Frederick Schnell, MD, FACP, medical director of COA, discusses how employers' concerns with cancer care coverage can be addressed without compromising quality.
Employers have a huge stake in their employees' health, and therefore should take interest in the sort of health care their employees are provided under their insurance coverage. Frederick Schnell, MD, FACP, medical director of the Community Oncology Alliance (COA), discusses how employers' concerns, particularly with cancer care coverage, can be addressed without compromising care quality.
Transcript
Based on your experience and feedback from member practices, what seem to be the biggest concerns employers have surrounding coverage for cancer care?

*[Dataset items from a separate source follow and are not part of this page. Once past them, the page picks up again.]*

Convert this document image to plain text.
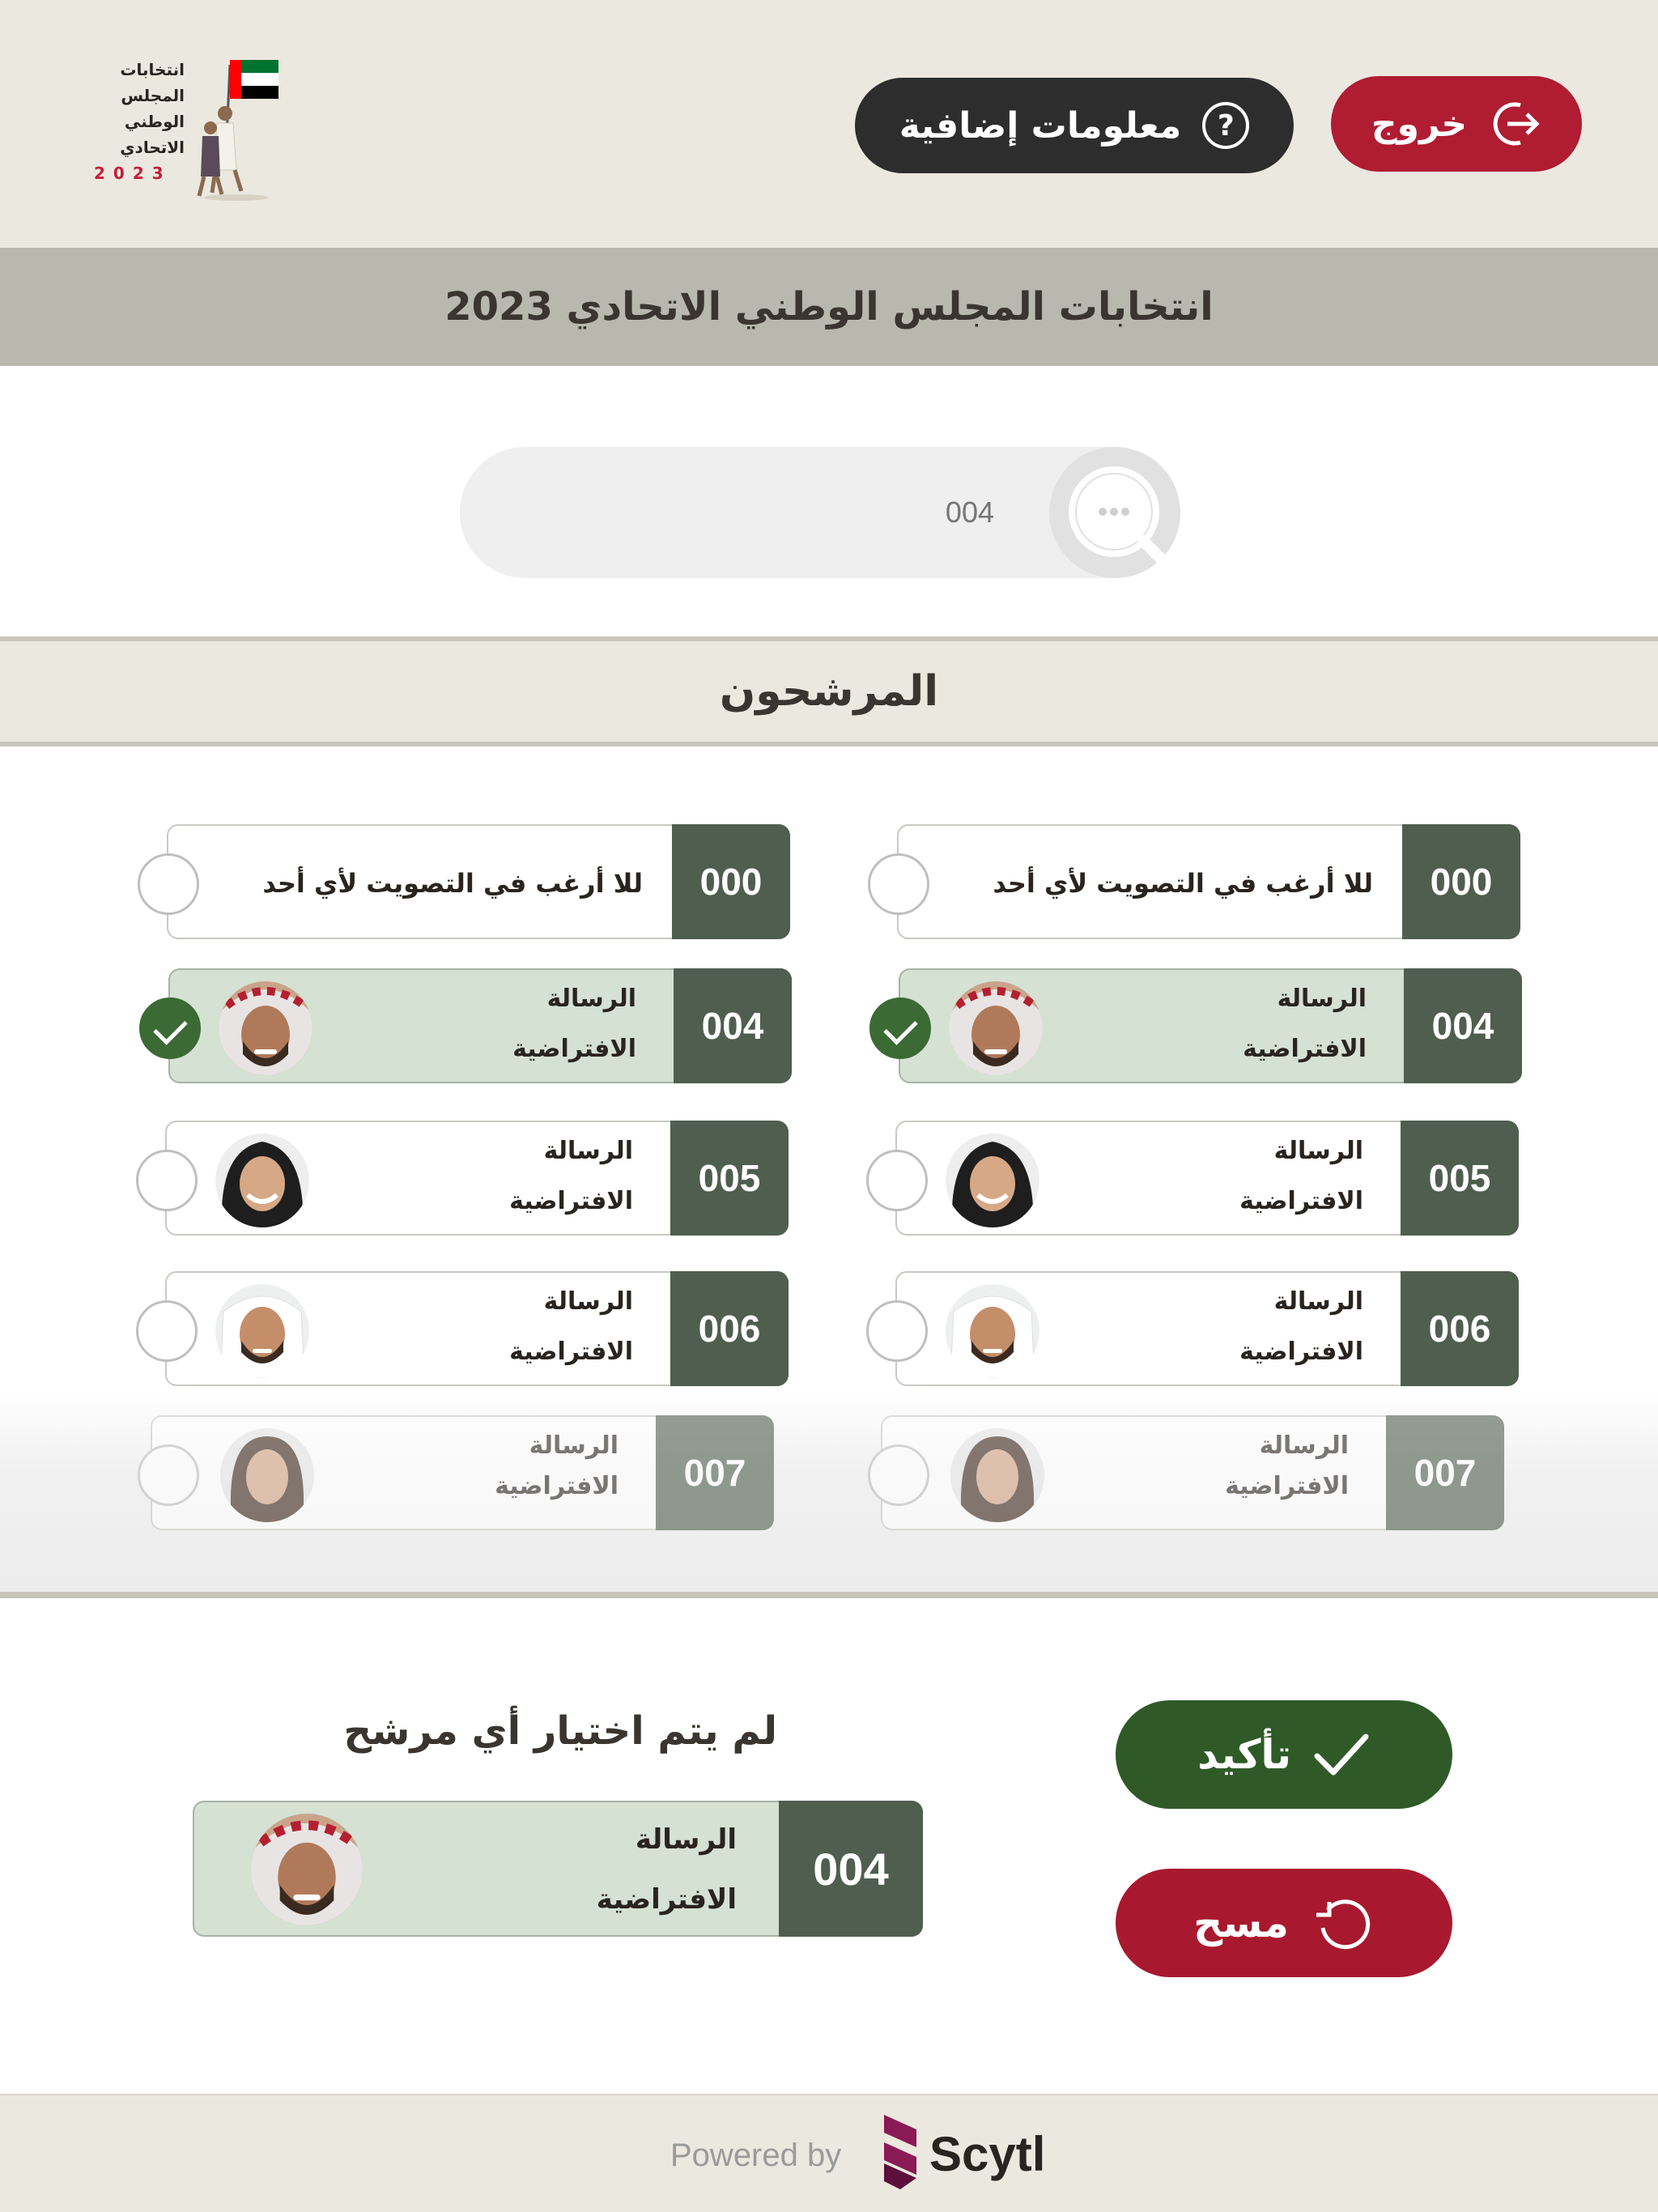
انتخابات
المجلس
الوطني
الاتحادي
2023
?
معلومات إضافية	خروج
انتخابات المجلس الوطني الاتحادي 2023
004
المرشحون
000
للا أرغب في التصويت لأي أحد
004
الرسالة
الافتراضية
005
الرسالة
الافتراضية
006
الرسالة
الافتراضية
007
الرسالة
الافتراضية
000
للا أرغب في التصويت لأي أحد
004
الرسالة
الافتراضية
005
الرسالة
الافتراضية
006
الرسالة
الافتراضية
007
الرسالة
الافتراضية
لم يتم اختيار أي مرشح
004
الرسالة
الافتراضية
تأكيد
مسح
Powered by Scytl
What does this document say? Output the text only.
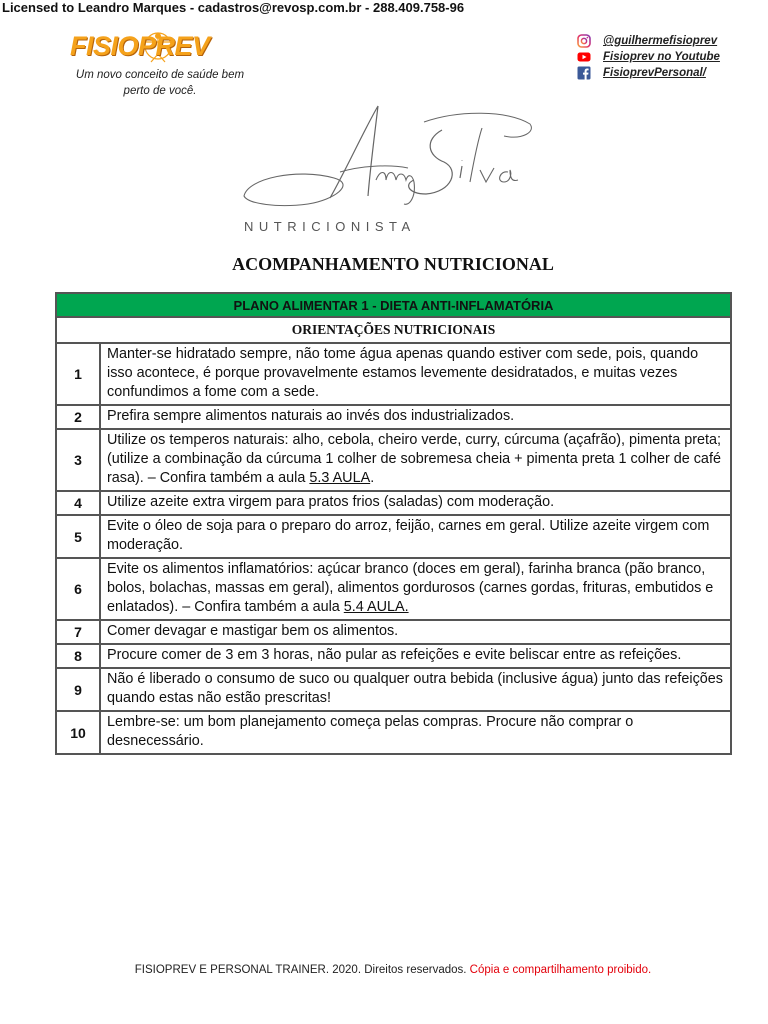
Licensed to Leandro Marques - cadastros@revosp.com.br - 288.409.758-96
FISIOPREV
Um novo conceito de saúde bem
perto de você.
@guilhermefisioprev
Fisioprev no Youtube
FisioprevPersonal/
NUTRICIONISTA
ACOMPANHAMENTO NUTRICIONAL
PLANO ALIMENTAR 1 - DIETA ANTI-INFLAMATÓRIA	
ORIENTAÇÕES NUTRICIONAIS	
1	Manter-se hidratado sempre, não tome água apenas quando estiver com sede, pois, quando isso acontece, é porque provavelmente estamos levemente desidratados, e muitas vezes confundimos a fome com a sede.
2	Prefira sempre alimentos naturais ao invés dos industrializados.
3	Utilize os temperos naturais: alho, cebola, cheiro verde, curry, cúrcuma (açafrão), pimenta preta; (utilize a combinação da cúrcuma 1 colher de sobremesa cheia + pimenta preta 1 colher de café rasa). – Confira também a aula 5.3 AULA.
4	Utilize azeite extra virgem para pratos frios (saladas) com moderação.
5	Evite o óleo de soja para o preparo do arroz, feijão, carnes em geral. Utilize azeite virgem com moderação.
6	Evite os alimentos inflamatórios: açúcar branco (doces em geral), farinha branca (pão branco, bolos, bolachas, massas em geral), alimentos gordurosos (carnes gordas, frituras, embutidos e enlatados). – Confira também a aula 5.4 AULA.
7	Comer devagar e mastigar bem os alimentos.
8	Procure comer de 3 em 3 horas, não pular as refeições e evite beliscar entre as refeições.
9	Não é liberado o consumo de suco ou qualquer outra bebida (inclusive água) junto das refeições quando estas não estão prescritas!
10	Lembre-se: um bom planejamento começa pelas compras. Procure não comprar o desnecessário.
FISIOPREV E PERSONAL TRAINER. 2020. Direitos reservados. Cópia e compartilhamento proibido.
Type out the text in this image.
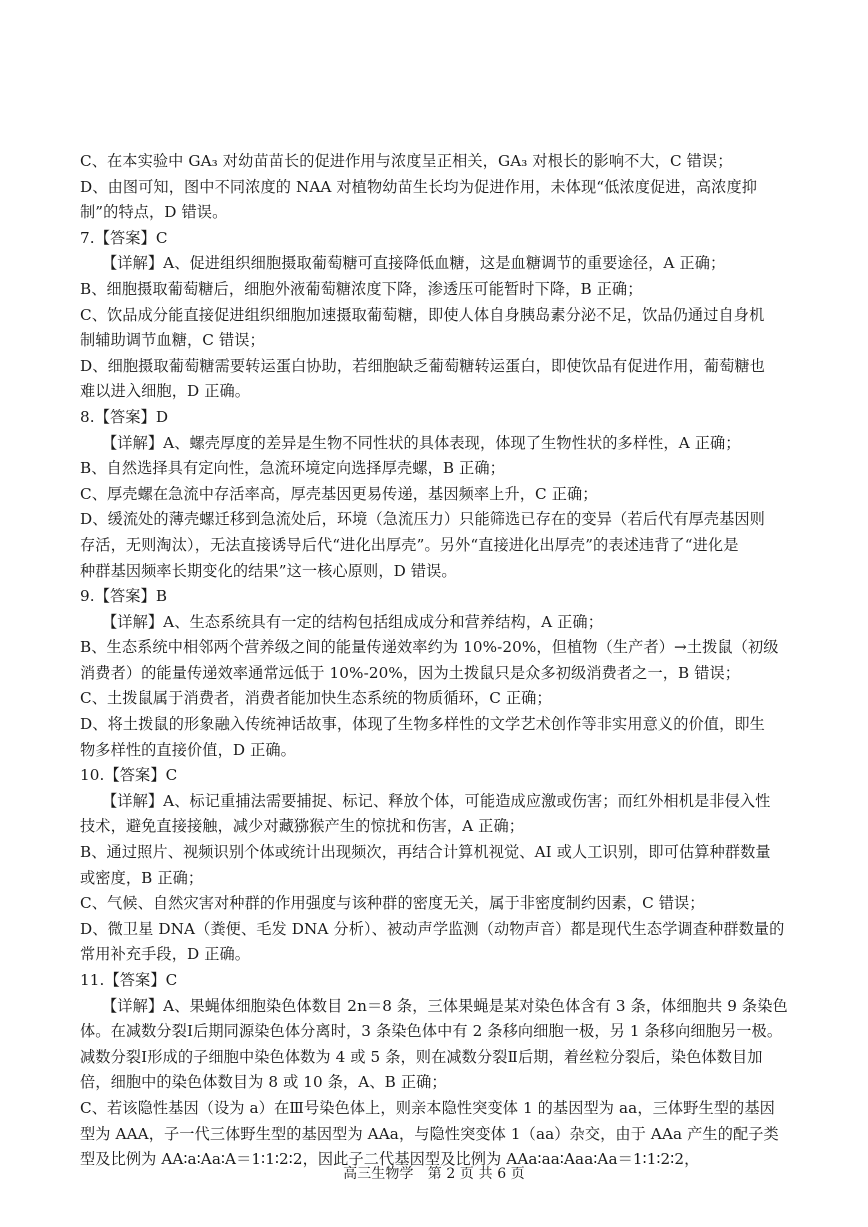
C、在本实验中 GA₃ 对幼苗苗长的促进作用与浓度呈正相关，GA₃ 对根长的影响不大，C 错误；
D、由图可知，图中不同浓度的 NAA 对植物幼苗生长均为促进作用，未体现“低浓度促进，高浓度抑
制”的特点，D 错误。
7.【答案】C
【详解】A、促进组织细胞摄取葡萄糖可直接降低血糖，这是血糖调节的重要途径，A 正确；
B、细胞摄取葡萄糖后，细胞外液葡萄糖浓度下降，渗透压可能暂时下降，B 正确；
C、饮品成分能直接促进组织细胞加速摄取葡萄糖，即使人体自身胰岛素分泌不足，饮品仍通过自身机
制辅助调节血糖，C 错误；
D、细胞摄取葡萄糖需要转运蛋白协助，若细胞缺乏葡萄糖转运蛋白，即使饮品有促进作用，葡萄糖也
难以进入细胞，D 正确。
8.【答案】D
【详解】A、螺壳厚度的差异是生物不同性状的具体表现，体现了生物性状的多样性，A 正确；
B、自然选择具有定向性，急流环境定向选择厚壳螺，B 正确；
C、厚壳螺在急流中存活率高，厚壳基因更易传递，基因频率上升，C 正确；
D、缓流处的薄壳螺迁移到急流处后，环境（急流压力）只能筛选已存在的变异（若后代有厚壳基因则
存活，无则淘汰），无法直接诱导后代“进化出厚壳”。另外“直接进化出厚壳”的表述违背了“进化是
种群基因频率长期变化的结果”这一核心原则，D 错误。
9.【答案】B
【详解】A、生态系统具有一定的结构包括组成成分和营养结构，A 正确；
B、生态系统中相邻两个营养级之间的能量传递效率约为 10%-20%，但植物（生产者）→土拨鼠（初级
消费者）的能量传递效率通常远低于 10%-20%，因为土拨鼠只是众多初级消费者之一，B 错误；
C、土拨鼠属于消费者，消费者能加快生态系统的物质循环，C 正确；
D、将土拨鼠的形象融入传统神话故事，体现了生物多样性的文学艺术创作等非实用意义的价值，即生
物多样性的直接价值，D 正确。
10.【答案】C
【详解】A、标记重捕法需要捕捉、标记、释放个体，可能造成应激或伤害；而红外相机是非侵入性
技术，避免直接接触，减少对藏猕猴产生的惊扰和伤害，A 正确；
B、通过照片、视频识别个体或统计出现频次，再结合计算机视觉、AI 或人工识别，即可估算种群数量
或密度，B 正确；
C、气候、自然灾害对种群的作用强度与该种群的密度无关，属于非密度制约因素，C 错误；
D、微卫星 DNA（粪便、毛发 DNA 分析）、被动声学监测（动物声音）都是现代生态学调查种群数量的
常用补充手段，D 正确。
11.【答案】C
【详解】A、果蝇体细胞染色体数目 2n＝8 条，三体果蝇是某对染色体含有 3 条，体细胞共 9 条染色
体。在减数分裂Ⅰ后期同源染色体分离时，3 条染色体中有 2 条移向细胞一极，另 1 条移向细胞另一极。
减数分裂Ⅰ形成的子细胞中染色体数为 4 或 5 条，则在减数分裂Ⅱ后期，着丝粒分裂后，染色体数目加
倍，细胞中的染色体数目为 8 或 10 条，A、B 正确；
C、若该隐性基因（设为 a）在Ⅲ号染色体上，则亲本隐性突变体 1 的基因型为 aa，三体野生型的基因
型为 AAA，子一代三体野生型的基因型为 AAa，与隐性突变体 1（aa）杂交，由于 AAa 产生的配子类
型及比例为 AA∶a∶Aa∶A＝1∶1∶2∶2，因此子二代基因型及比例为 AAa∶aa∶Aaa∶Aa＝1∶1∶2∶2，
高三生物学　第 2 页 共 6 页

The biggest concerns remain focused around cost and quality. But cost is still high. And the major cost issue for most of the employers that we interact with, as it relates to cancer care, is specialty drugs. You really can't make any headway in cancer care delivery in a more cost-effective way without ultimately addressing the drug costs.
[COA] has been focusing a lot of our educational initiatives and interacting with employers on the use of precision medicine tools and have a strong, enduring focus and commitment to making biosimilars work in the marketplace. We have task forces touching on all of these initiatives, as well as those related to clinical pathways and to integrating high-quality clinical care delivered on the ground to these other cost initiatives.
We want the experience to improve, and we believe that quality of care and oncology in COA practices is on equal scale to any. I believe, as a community oncology practitioner for over 30 years, that's very much the case. We're going to try to deliver the value message as we go forward and are trying to develop means of controlling costs as part of quality.